I’ll explain my idea of the “Happy Prison” as the synthesis that resolves the paradox. I’m certainly not the first to come to this conclusion, but I had this idea this morning, for personal reasons, and felt the need to put it down in words.

The Happy Prison is the situation where you are happy but enslaved. And enslaved but happy. It is the situation where your life is limited by the walls, orders, and rules of the prison, but where you also do not have responsibilities.

It is the situation where you are forced to dedicate a substantial part of your time to a certain activity (studying/working) against your spontaneous will and desire, and it kills you inside, but where you are also left completely free for certain periods of time and allowed to do anything you want, within resource constraints. It is a situation where you have a constant feeling of depression for the conditions of your life, but you tragically get used to it and become dependent of that system that provides you the money to enjoy the free time you unconsciously claim to deserve in exchange for your tacit enslavement.
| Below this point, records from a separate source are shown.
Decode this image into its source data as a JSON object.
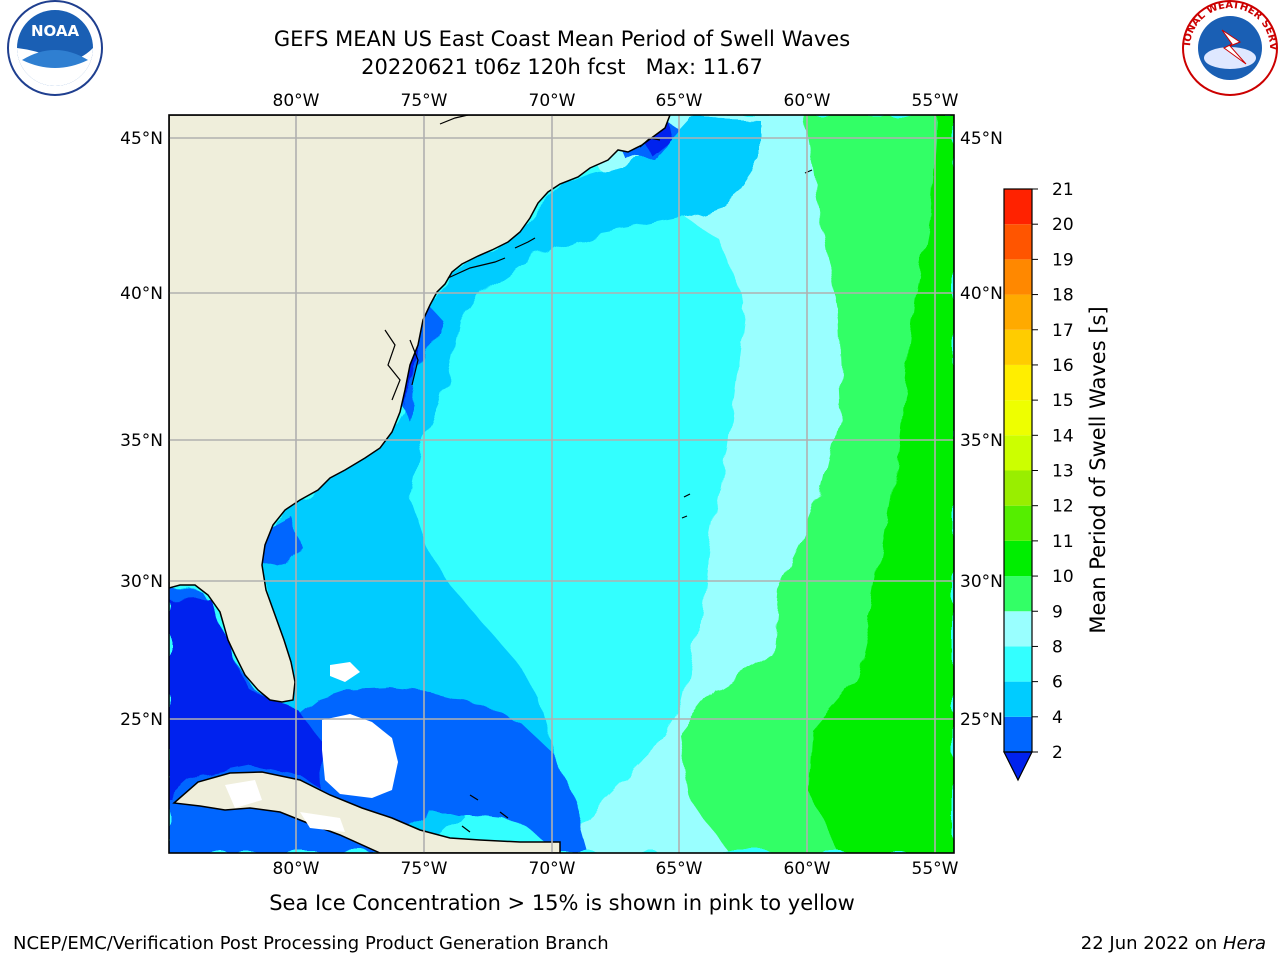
{
  "title": {
    "line1": "GEFS MEAN US East Coast Mean Period of Swell Waves",
    "line2": "20220621 t06z 120h fcst   Max: 11.67"
  },
  "map": {
    "lon_labels": [
      "80°W",
      "75°W",
      "70°W",
      "65°W",
      "60°W",
      "55°W"
    ],
    "lat_labels": [
      "45°N",
      "40°N",
      "35°N",
      "30°N",
      "25°N"
    ],
    "land_color": "#efeedb",
    "grid_color": "#b0b0b0"
  },
  "colorbar": {
    "title": "Mean Period of Swell Waves [s]",
    "levels": [
      "2",
      "4",
      "6",
      "8",
      "9",
      "10",
      "11",
      "12",
      "13",
      "14",
      "15",
      "16",
      "17",
      "18",
      "19",
      "20",
      "21"
    ],
    "colors": [
      "#0066ff",
      "#00ccff",
      "#33ffff",
      "#99ffff",
      "#33ff66",
      "#00ee00",
      "#55ee00",
      "#99ee00",
      "#ccff00",
      "#eeff00",
      "#ffee00",
      "#ffcc00",
      "#ffaa00",
      "#ff8800",
      "#ff5500",
      "#ff2200"
    ],
    "under_color": "#0022ee"
  },
  "caption": "Sea Ice Concentration > 15% is shown in pink to yellow",
  "footer": {
    "left": "NCEP/EMC/Verification Post Processing Product Generation Branch",
    "date": "22 Jun 2022 on ",
    "host": "Hera"
  },
  "logos": {
    "left": "NOAA",
    "right": "NATIONAL WEATHER SERVICE"
  }
}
My generation is not used to suffer. Is not used to failure and pain. Not because we are successful but rather because we never face challenges. That’s why we seem to be lazy: we are not used to struggle. Millennials live in the Happy Prison of their parent’s house, who at the same time limit their freedom and growth opportunities, but also give them almost everything the ask, in other words taking away from them self-responsibility.
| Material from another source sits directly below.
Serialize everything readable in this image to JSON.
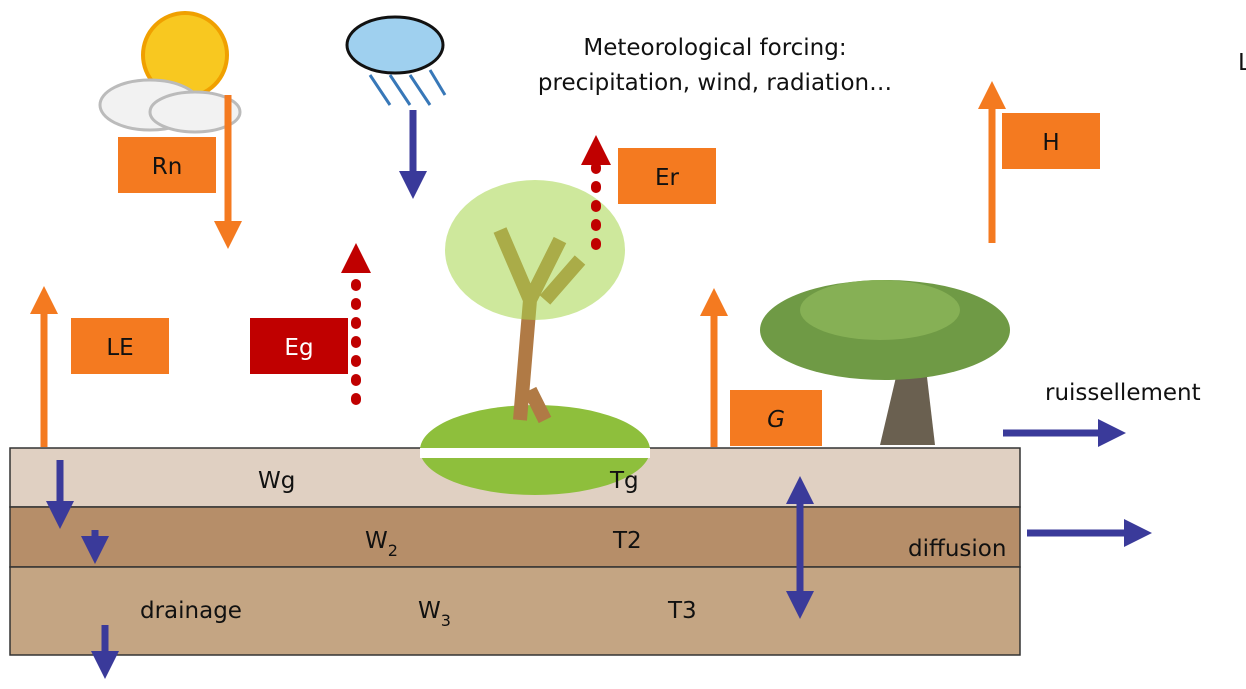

The Happy Prison is a place that helps you avoid risk-taking, and both the possibility of success and failure that risks present. It is a place that helps you avoid responsibility, too. A place that protect you from uncertainty, ambiguity. In one word, is a fake world. It helps shield you from facing real life. It is, in the words of 20th century psychologist Eric Fromm, an escape from freedom.
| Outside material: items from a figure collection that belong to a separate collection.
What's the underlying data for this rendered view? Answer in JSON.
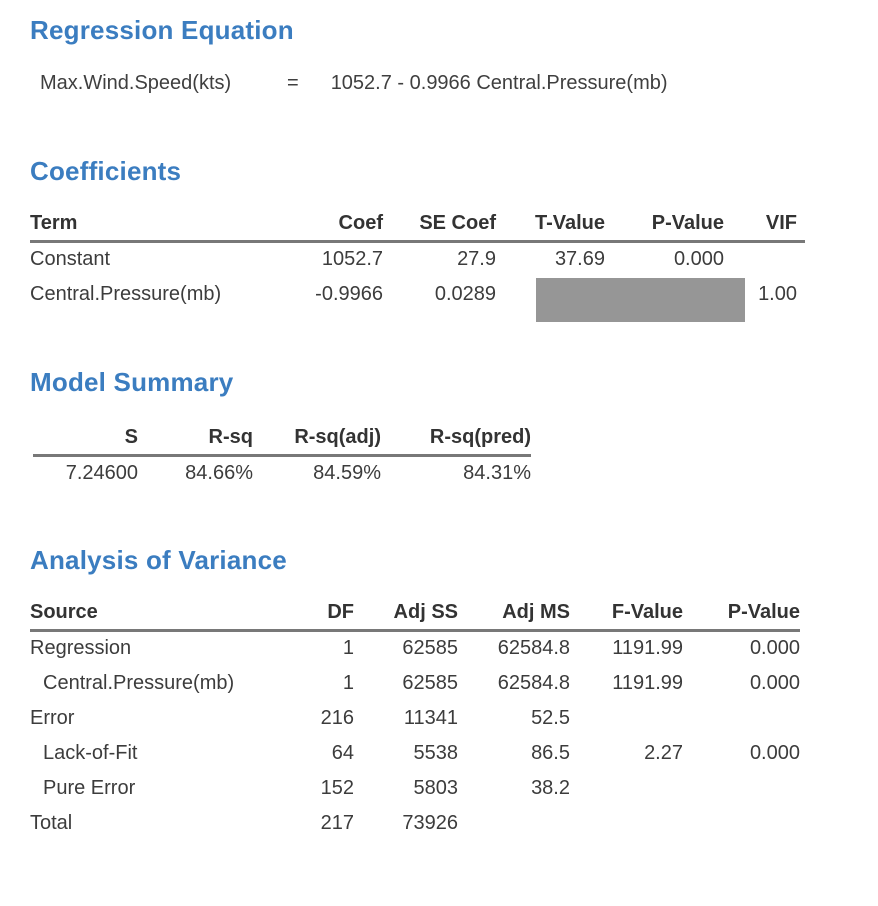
{
  "accent_color": "#3b7dc0",
  "redaction_color": "#969696",
  "regression_equation": {
    "heading": "Regression Equation",
    "equation": {
      "lhs": "Max.Wind.Speed(kts)",
      "equals": "=",
      "rhs": "1052.7 - 0.9966 Central.Pressure(mb)"
    }
  },
  "coefficients": {
    "heading": "Coefficients",
    "columns": [
      "Term",
      "Coef",
      "SE Coef",
      "T-Value",
      "P-Value",
      "VIF"
    ],
    "rows": [
      {
        "term": "Constant",
        "coef": "1052.7",
        "se_coef": "27.9",
        "t_value": "37.69",
        "p_value": "0.000",
        "vif": ""
      },
      {
        "term": "Central.Pressure(mb)",
        "coef": "-0.9966",
        "se_coef": "0.0289",
        "t_value": "",
        "p_value": "",
        "vif": "1.00"
      }
    ],
    "note": "t_value and p_value of second row hidden by gray redaction box"
  },
  "model_summary": {
    "heading": "Model Summary",
    "columns": [
      "S",
      "R-sq",
      "R-sq(adj)",
      "R-sq(pred)"
    ],
    "rows": [
      {
        "s": "7.24600",
        "r_sq": "84.66%",
        "r_sq_adj": "84.59%",
        "r_sq_pred": "84.31%"
      }
    ]
  },
  "anova": {
    "heading": "Analysis of Variance",
    "columns": [
      "Source",
      "DF",
      "Adj SS",
      "Adj MS",
      "F-Value",
      "P-Value"
    ],
    "rows": [
      {
        "source": "Regression",
        "df": "1",
        "adj_ss": "62585",
        "adj_ms": "62584.8",
        "f_value": "1191.99",
        "p_value": "0.000"
      },
      {
        "source": "Central.Pressure(mb)",
        "df": "1",
        "adj_ss": "62585",
        "adj_ms": "62584.8",
        "f_value": "1191.99",
        "p_value": "0.000"
      },
      {
        "source": "Error",
        "df": "216",
        "adj_ss": "11341",
        "adj_ms": "52.5",
        "f_value": "",
        "p_value": ""
      },
      {
        "source": "Lack-of-Fit",
        "df": "64",
        "adj_ss": "5538",
        "adj_ms": "86.5",
        "f_value": "2.27",
        "p_value": "0.000"
      },
      {
        "source": "Pure Error",
        "df": "152",
        "adj_ss": "5803",
        "adj_ms": "38.2",
        "f_value": "",
        "p_value": ""
      },
      {
        "source": "Total",
        "df": "217",
        "adj_ss": "73926",
        "adj_ms": "",
        "f_value": "",
        "p_value": ""
      }
    ]
  }
}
Living in the Happy Prison quite negatively shields you from growing. Shields you from exploring yourself. Shields you from learning from your experience, your successes and your failures.

It is the place that you keep staying at because of the fear of being homeless.

“The biologist and intellectual E. O. Wilson was once asked what represented the most hindrance to the development of children; his answer was the soccer mom. He did not use the notion of the Procrustean bed, but he outlined it perfectly. His argument is that they repress children’s natural biophilia, their love of living things. But the problem is more general; soccer moms try to eliminate the trial and error, the antifragility, from children’s lives, move them away from the ecological and transform them into nerds working on preexisting (soccer-mom-compatible) maps of reality. Good students, but nerds–that is, they are like computers except slower. Further, they are now totally untrained to handle ambiguity. As a child of civil war, I disbelieve in structured learning . . . . Provided we have the right type of rigor, we need randomness, mess, adventures, uncertainty, self-discovery, near-traumatic episodes, all those things that make life worth living, compared to the structured, fake, and ineffective life of an empty-suit CEO with a preset schedule and an alarm clock.”― Nassim Nicholas Taleb, Antifragile: Things That Gain from Disorder

(For more on de-touristification, optionality, randomness and antifragility concerning Soccer Moms and education, read this essay).

So it’s true, Millennials are lazy, unable to struggle, unwilling to suffer, unwilling to work, that we do not plan for the future, do not leave our comfort zones. But the root cause of this is that we have been raised in a zoo. We have being raised in a bubble that does not expose us to life and pain, fragilizing us to the point that even the slightest disorder or challenge causes us to break. In this sense we are victims. After 25 years or more of living in Happy Prison, how do you expect us to act?

If you are a millennial and you recognize you are in a Happy Prison, my suggestion for you is to fight against it. Get out of it as soon as you can. Your parents, your friends will probably tell you that you are crazy.

Let them talk all they want, but follow your instincts. Reply by example. They may want you to think life is Disneyland, but they are wrong.